Требуется время, чтобы заметить, что ранние флорентийские мастера изображали лица, которые каждый день встречаются на улицах. Потому что мы утратили привычку видеть в лице главное. Мы уже не смотрим на своих современников, мы лишь берем от них то, что помогает нам ориентироваться (во всех смыслах). Раннехристианские мастера не искажают, они «воплощают».

Над монастырским кладбищем Сантиссима Аннунциата серое небо с нависшими тучами; архитектура строгая, но ничто здесь не напоминает о смерти. Есть надгробные плиты и надписи: этот был нежным отцом и верным мужем, тот был лучшим из супругов и предприимчивым торговцем, молодая женщина, образец всех добродетелей, говорила по-французски и по-английски, si come il nativo15. (Все ревностно исполняли свой долг, а сегодня на плитах, призванных увековечить их совершенства, дети играют в чехарду.) Вон там лежит девушка, бывшая единственной надеждой своих родных. Ma la gioia e pellegrina sulla terra16. Однако все это меня не убеждает. Почти все, судя по надписям, покорились вышней воле, вероятно, оттого, что ревностно выполняли свой долг в этом, как и во всем прочем. Я не покорюсь. Я буду безмолвно протестовать до конца. Нечего говорить «надо». Я прав в своем бунте, и я буду шаг за шагом идти к радости, этой вечной страннице на земле.

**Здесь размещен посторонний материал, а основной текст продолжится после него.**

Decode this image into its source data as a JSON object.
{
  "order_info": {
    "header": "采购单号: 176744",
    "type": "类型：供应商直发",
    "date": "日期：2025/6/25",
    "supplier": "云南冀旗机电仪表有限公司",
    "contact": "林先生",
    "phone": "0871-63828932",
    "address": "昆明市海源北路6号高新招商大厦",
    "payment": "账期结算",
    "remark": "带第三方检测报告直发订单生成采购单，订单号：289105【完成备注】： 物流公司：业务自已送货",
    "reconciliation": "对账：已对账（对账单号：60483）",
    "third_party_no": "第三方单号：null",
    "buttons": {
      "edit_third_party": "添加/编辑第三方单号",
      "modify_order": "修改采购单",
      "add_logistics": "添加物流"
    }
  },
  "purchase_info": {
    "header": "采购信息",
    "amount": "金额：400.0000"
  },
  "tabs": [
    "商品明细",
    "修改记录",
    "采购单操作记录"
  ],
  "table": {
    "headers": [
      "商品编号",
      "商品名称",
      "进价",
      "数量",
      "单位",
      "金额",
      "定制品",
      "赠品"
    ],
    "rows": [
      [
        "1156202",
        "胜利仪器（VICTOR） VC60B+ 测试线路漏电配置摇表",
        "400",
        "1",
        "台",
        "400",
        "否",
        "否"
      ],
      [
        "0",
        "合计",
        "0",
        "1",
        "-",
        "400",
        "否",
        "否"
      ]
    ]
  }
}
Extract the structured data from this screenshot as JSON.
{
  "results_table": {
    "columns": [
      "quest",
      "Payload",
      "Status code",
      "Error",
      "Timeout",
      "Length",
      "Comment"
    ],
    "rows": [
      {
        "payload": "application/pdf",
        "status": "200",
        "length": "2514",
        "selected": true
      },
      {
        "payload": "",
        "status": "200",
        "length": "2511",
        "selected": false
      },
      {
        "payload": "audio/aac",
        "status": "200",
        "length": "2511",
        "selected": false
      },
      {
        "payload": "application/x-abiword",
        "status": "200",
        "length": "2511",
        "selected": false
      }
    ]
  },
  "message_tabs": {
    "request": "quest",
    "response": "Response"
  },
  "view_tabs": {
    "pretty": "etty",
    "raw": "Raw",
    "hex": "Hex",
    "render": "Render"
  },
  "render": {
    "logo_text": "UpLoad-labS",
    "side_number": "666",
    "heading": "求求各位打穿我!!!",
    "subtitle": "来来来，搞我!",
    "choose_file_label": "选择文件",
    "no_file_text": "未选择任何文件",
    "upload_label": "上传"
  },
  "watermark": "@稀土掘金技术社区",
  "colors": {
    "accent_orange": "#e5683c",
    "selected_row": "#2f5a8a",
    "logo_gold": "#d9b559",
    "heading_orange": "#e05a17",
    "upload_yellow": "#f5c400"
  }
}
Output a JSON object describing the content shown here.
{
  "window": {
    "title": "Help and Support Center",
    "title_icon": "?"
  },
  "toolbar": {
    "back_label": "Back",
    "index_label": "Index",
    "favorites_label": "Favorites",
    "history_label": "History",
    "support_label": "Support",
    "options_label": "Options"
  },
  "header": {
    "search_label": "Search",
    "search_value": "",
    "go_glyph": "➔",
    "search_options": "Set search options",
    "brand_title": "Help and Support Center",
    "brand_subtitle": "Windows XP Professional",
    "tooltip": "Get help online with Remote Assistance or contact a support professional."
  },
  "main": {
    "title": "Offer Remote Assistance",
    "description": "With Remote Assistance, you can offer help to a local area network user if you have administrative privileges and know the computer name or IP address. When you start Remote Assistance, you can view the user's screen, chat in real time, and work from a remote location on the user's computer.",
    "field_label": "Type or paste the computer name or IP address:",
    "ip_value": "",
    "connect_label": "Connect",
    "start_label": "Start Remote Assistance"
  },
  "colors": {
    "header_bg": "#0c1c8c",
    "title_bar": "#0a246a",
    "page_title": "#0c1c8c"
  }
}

Тучи сгущаются, и ночь постепенно погружает во мрак надгробные плиты, на которых высечена мораль, приписанная мертвым. Если бы я был моралистом и писал книгу, то из сотни страниц девяносто девять оставил бы чистыми. На последней я написал бы: «Я знаю только один долг – любить». Всему прочему я говорю нет. Решительное нет. Плиты утверждают, что это бесполезно и что жизнь идет: col sol levante, col sol cadente17. Но бесполезность нимало не ослабляет моего бунта, наоборот, она его разжигает. Я сидел на земле, прислонившись к колонне, и думал об этом, а дети смеялись и резвились. Священник улыбнулся мне. Женщины смотрели на меня с любопытством. В церкви глухо играл орган, и его мягкий звук доносился порой сквозь крики детей. Смерть! Если продолжать в том же духе, я мог бы умереть счастливым. Я растранжирил бы всю свою надежду.